Em audiência perante Comitê Judiciário da Câmara, William Barr disse que sente ‘liberdade completa’ no cargo e que Departamento de Justiça não faz favores ao presidente e não colabora para sua reeleição. Deputado Steve Cohen apresentou resolução para investigar Barr e averiguar se ele deve ser afastado. O secretário de Justiça dos EUA, William Barr, testemunha perante Comitê Judiciário da Cãmara, em Washington, na terça-feira (28)

O secretário de Justiça dos Estados Unidos, William Barr, se defendeu nesta terça-feira (28) diante de um comitê da Câmara dos Deputados de maioria democrata, negando as acusações de que abusou de seu poder para ajudar associados do presidente Donald Trump e reforçar as chances de reeleição de seu chefe.


Jerrold Nadler, presidente do Comitê Judiciário da Câmara, iniciou a audiência com comentários ácidos, dizendo a Barr: “Seu período é marcado por uma guerra persistente contra o cerne profissional do Departamento (de Justiça) em um esforço aparente de obter favores para o presidente.”


Barr reagiu, dizendo: “Sinto liberdade completa para fazer o que acho certo.”


A audiência marca o primeiro depoimento de Barr ao Comitê Judiciário da Câmara desde que assumiu o cargo, em fevereiro de 2019, e ocorre em um momento no qual seu departamento é criticado por enviar agentes federais para dispersar manifestantes à força em Portland e na capital Washington.


Barr rejeitou a afirmação de Nadler de que a mobilização de agentes federais é uma tentativa de fortalecer a campanha de reeleição de Trump. Ele também negou ter agido para ajudar associados de Trump, dizendo que eles não merecem tratamento especial, mas que tampouco deveriam ser tratados com mais dureza do que outros acusados.

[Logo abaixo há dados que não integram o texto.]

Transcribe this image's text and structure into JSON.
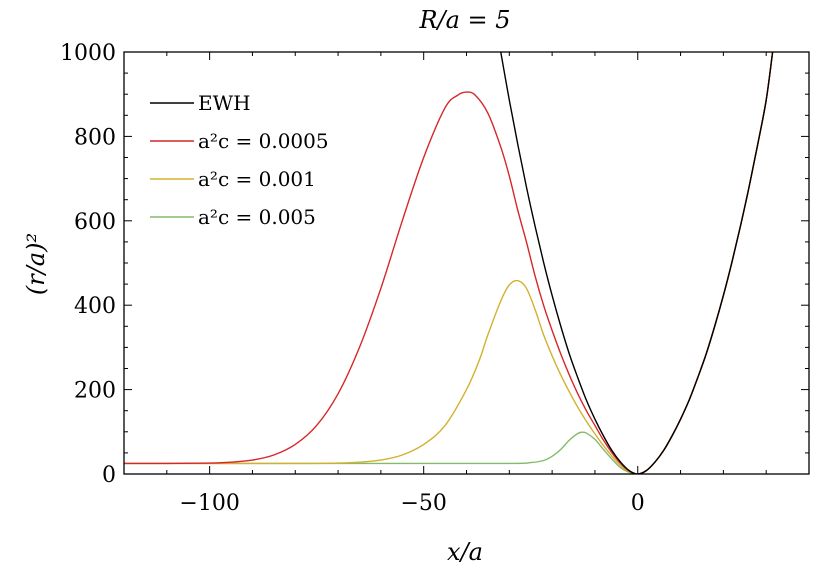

Na semana passada, o órgão interno de supervisão do próprio departamento iniciou investigações sobre o envolvimento federal nos protestos de Portland e de Washington.


Protestos generalizados e majoritariamente pacíficos contra o preconceito racial e a brutalidade policial vêm ocorrendo no país desde a morte do negro George Floyd sob custódia da polícia de Minnesota no dia 25 de maio.


Barr ressaltou os incêndios criminosos e os episódios de violência vistos durante alguns protestos, atribuindo-os principalmente a elementos da tendência chamada de “antifa” de extrema-esquerda e exortando procuradores federais a apresentarem acusações criminais sempre que possível.


O secretário defendeu o uso de forças federais para conter os protestos em Portland, onde alguns manifestantes lançaram objetos contra o tribunal federal.


Questionado pela deputada democrata negra Sheila Jackson Lee, Barr também minimizou as acusações de discriminação racial abrangente no policiamento do país.


No mês passado, o Comitê Judiciário da Câmara iniciou um inquérito amplo para determinar se o Departamento de Justiça se tornou excessivamente politizado.


O deputado democrata Steve Cohen disse na audiência que apresentou uma resolução para investigar Barr e averiguar se ele deve ser afastado.